■ Cash & Crash: Ethik macht kritisch
Berlin (taz) – Sein Geld politically correct anzulegen ist besonders bei in die Jahre und zu Geld gekommenen Angehörigen der Alternativszene populär – wenn auch oft genug mehr in den verbalen Äußerungen und weniger in den tatsächlichen Anlage-Entscheidungen. Aber welchen Nutzen haben sogenannte ethische Geldanlagen – außer natürlich einem reinen Gewissen für den Anleger? Verhindert werden ökologische oder soziale Schweinereien dadurch jedenfalls nicht, denn auf den Weltkapitalmärkten findet sich für alles ausreichend Geld, sofern nur der Profit stimmt.
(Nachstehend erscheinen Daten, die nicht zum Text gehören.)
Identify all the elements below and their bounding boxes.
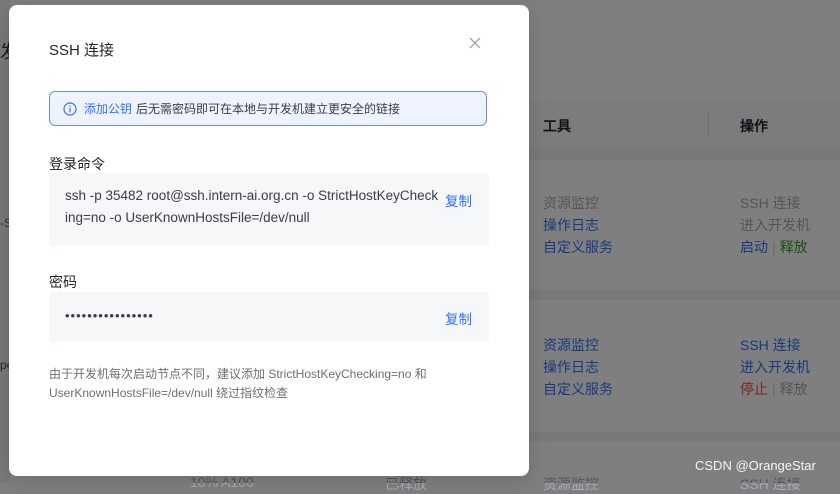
fingerprint-hint: 由于开发机每次启动节点不同，建议添加 StrictHostKeyChecking… <box>49 367 427 400</box>
password-box: •••••••••••••••• 复制 <box>49 292 489 342</box>
password-label: 密码 <box>49 274 77 290</box>
password-text: •••••••••••••••• <box>65 308 154 323</box>
copy-command-button[interactable]: 复制 <box>445 190 472 210</box>
login-command-box: ssh -p 35482 root@ssh.intern-ai.org.cn -… <box>49 173 489 246</box>
copy-password-button[interactable]: 复制 <box>445 308 472 328</box>
add-public-key-link[interactable]: 添加公钥 <box>84 100 132 117</box>
dialog-title: SSH 连接 <box>49 42 115 59</box>
watermark: CSDN @OrangeStar <box>695 458 816 473</box>
notice-text: 后无需密码即可在本地与开发机建立更安全的链接 <box>136 102 401 116</box>
login-command-text[interactable]: ssh -p 35482 root@ssh.intern-ai.org.cn -… <box>65 185 441 229</box>
close-icon[interactable] <box>466 34 484 52</box>
ssh-connect-dialog: SSH 连接 添加公钥 后无需密码即可在本地与开发机建立更安全的链接 登录命令 … <box>9 5 529 476</box>
public-key-notice: 添加公钥 后无需密码即可在本地与开发机建立更安全的链接 <box>49 91 487 126</box>
info-icon <box>63 101 77 116</box>
login-command-label: 登录命令 <box>49 156 105 172</box>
Plausibler ist die Überlegung, daß durch zielgerichtete Anlage sinnvolle Unternehmungen gefördert werden, zum Beispiel Windenergie oder fairer Handel mit den Ländern des Südens. Wenn allerdings in solchen Bereichen gute Gewinne erwirtschaftet werden, sind die jeweiligen Firmen nicht auf ökologisch und sozial bewußte, „alternative“ Anleger angewiesen, denn dann finden sich auch anderweitig renditebewußte Investoren zuhauf. Etwas bewegen läßt sich also nur in a priori nicht gewinnversprechenden Unternehmungen. Und das setzt die Bereitschaft voraus, auf zumindest einen Teil der möglichen Rendite zu verzichten und so Firmen zu fördern, die auf den normalen Kapitalmärkten keine Chance bekommen. Freiwillige vor... Da es nur eine vorhersehbar begrenzte Zahl solcher Freiwilliger geben wird, können auch solche Anlageformen gesamtwirtschaftlich herzlich wenig bewegen.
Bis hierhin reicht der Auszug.